An estate plan offers peace of mind, but it does much more. It prevents family squabbles over your assets through clear, legally enforceable documents controlling the distribution of your estate. It also ensures that the person in control of your medical care and finances in case you become physically or mentally incapacitated does so in a way that is consistent with written and legally enforceable directives contained in your estate planning documents.
3 common myths about estate planning
Dispelling two of the most commonly held myths may be a good place to begin a discussion about estate planning. First, you do not have to be a millionaire living in Beverly Hills to need an estate plan. Ensuring that assets you accumulated during your life are distributed according to your wishes after your death is important regardless of their value.
The second myth is that California has a process to distribute assets to relatives after a person dies, so you do not need an estate plan. Yes, state law has a process to distribute your estate, but it is complicated and may not reflect your wishes.
For example, you may have helped one of your children to start a business by providing financial assistance. In order to be fair to your other children, you planned to reduce that child’s share of your estate, but unless you have a will or trust as part of an estate plan, California law calls for an equal division among all of your children.
The third myth is that estate planning is all about what happens after you die. A key element of estate planning includes documents appointing someone to manage your finances and make health care decisions should you be incapacitated and unable to make them or communicate your wishes.
Importance of estate planning
The process of estate planning forces you to evaluate and take stock of the real and personal property you own. Once you have an idea of the asset and financial picture, your attorney creates documents formalizing the decision you make for the distribution of wealth after you die. These documents may include wills and trusts.
Other estate planning documents let you grant authority over financial and health care decisions to someone you trust. These may avoid lengthy and costly court proceedings for your family to have someone appointed to handle your affairs should you become physically or mentally incapacitated.
Important elements of estate planning in California
State laws govern the documents that become part of an estate plan. If you live in California, the following are the most common estate planning documents:
- Last will and testament.
- Living trust.
- A durable power of attorney.
- Advance health care directive.
A last will and testament, which you may know as a will, maybe the first thing that comes to mind when the conversation turns to the topic of estate planning. Wills are legally enforceable documents allowing people to direct how the assets they own should be distributed after death.

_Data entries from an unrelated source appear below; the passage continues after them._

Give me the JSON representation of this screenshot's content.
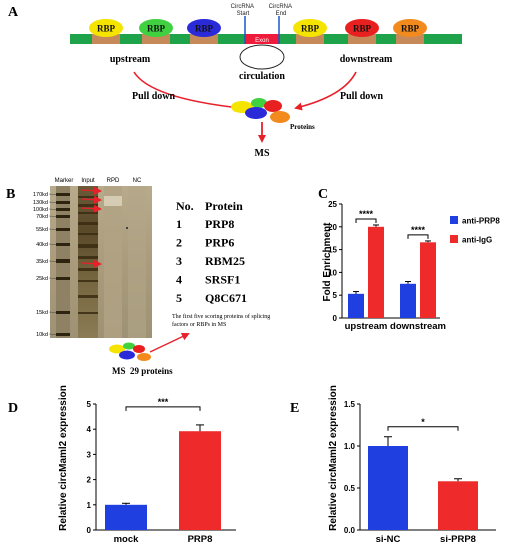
{
  "panels": {
    "A": {
      "letter": "A",
      "rbp_label": "RBP",
      "rbp_colors": [
        "#f5e300",
        "#3fd13f",
        "#2a2ad8",
        "#f5e300",
        "#e82020",
        "#f28a1e"
      ],
      "circrna_start": [
        "CircRNA",
        "Start"
      ],
      "circrna_end": [
        "CircRNA",
        "End"
      ],
      "exon_label": "Exon",
      "upstream_label": "upstream",
      "downstream_label": "downstream",
      "circulation_label": "circulation",
      "pull_down_left": "Pull down",
      "pull_down_right": "Pull down",
      "proteins_label": "Proteins",
      "ms_label": "MS"
    },
    "B": {
      "letter": "B",
      "gel_lanes": [
        "Marker",
        "Input",
        "RPD",
        "NC"
      ],
      "markers": [
        "170kd",
        "130kd",
        "100kd",
        "70kd",
        "55kd",
        "40kd",
        "35kd",
        "25kd",
        "15kd",
        "10kd"
      ],
      "table_header": [
        "No.",
        "Protein"
      ],
      "proteins": [
        {
          "no": "1",
          "name": "PRP8"
        },
        {
          "no": "2",
          "name": "PRP6"
        },
        {
          "no": "3",
          "name": "RBM25"
        },
        {
          "no": "4",
          "name": "SRSF1"
        },
        {
          "no": "5",
          "name": "Q8C671"
        }
      ],
      "caption": [
        "The first five scoring proteins of splicing",
        "factors or RBPs in MS"
      ],
      "ms_summary": "MS",
      "ms_count": "29 proteins"
    }
  },
  "chart_data": [
    {
      "panel": "C",
      "letter": "C",
      "type": "bar",
      "ylabel": "Fold Enrichment",
      "ylim": [
        0,
        25
      ],
      "yticks": [
        "0",
        "5",
        "10",
        "15",
        "20",
        "25"
      ],
      "categories": [
        "upstream",
        "downstream"
      ],
      "series": [
        {
          "name": "anti-PRP8",
          "color": "#1f3fe0",
          "values": [
            5.3,
            7.5
          ],
          "errors": [
            0.5,
            0.5
          ]
        },
        {
          "name": "anti-IgG",
          "color": "#ee2a2a",
          "values": [
            20.0,
            16.6
          ],
          "errors": [
            0.4,
            0.3
          ]
        }
      ],
      "significance": [
        "****",
        "****"
      ],
      "legend_placement": "right"
    },
    {
      "panel": "D",
      "letter": "D",
      "type": "bar",
      "ylabel": "Relative  circMaml2 expression",
      "ylim": [
        0,
        5
      ],
      "yticks": [
        "0",
        "1",
        "2",
        "3",
        "4",
        "5"
      ],
      "categories": [
        "mock",
        "PRP8"
      ],
      "values": [
        1.0,
        3.92
      ],
      "errors": [
        0.06,
        0.25
      ],
      "colors": [
        "#1f3fe0",
        "#ee2a2a"
      ],
      "significance": "***"
    },
    {
      "panel": "E",
      "letter": "E",
      "type": "bar",
      "ylabel": "Relative  circMaml2 expression",
      "ylim": [
        0,
        1.5
      ],
      "yticks": [
        "0.0",
        "0.5",
        "1.0",
        "1.5"
      ],
      "categories": [
        "si-NC",
        "si-PRP8"
      ],
      "values": [
        1.0,
        0.58
      ],
      "errors": [
        0.11,
        0.03
      ],
      "colors": [
        "#1f3fe0",
        "#ee2a2a"
      ],
      "significance": "*"
    }
  ]
}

While it is true that California law contains a procedure, known as intestate succession, to distribute a person’s wealth after they die to their relatives, it may be contrary to what the person intended. A will prevents that from occurring by letting you leave instructions for the person handling the estate to follow.
You may decide after consulting with an attorney to transfer some or all of your assets into a living trust. The trust assets are managed by a trustee you choose and may contain language directing for distribution of the assets according to your wishes. Unlike a will that must be filed with a court and probated after your death, trusts avoid probate. An excellent article may be found at California Mobility explaining more of the differences between wills and trusts.
Two important documents California seniors should consider making part of their estate plans are a durable power of attorney and an advance health care directive. A durable power of attorney lets you authorize someone you trust to handle your financial affairs. Unlike a will that does not become effective until after you die, a durable power of attorney ensures that a serious illness or other incapacitating condition does not leave you and your family without someone to handle your finances.
An advance health care directive in California is a two-part document. The first section lets you authorize another person to make medical decisions, including end-of-life decisions on your behalf should you be incapacitated. The second section lets you give detailed instructions about your preferences for health care to guide the person you appoint to make decisions consistent with your wishes.
Get advice from a professional
Now that you know the importance of estate planning, the best way to begin is by scheduling a consultation with an estate planning lawyer. The lawyer can create an estate plan customized to implement the decisions you make regarding your wealth and health care.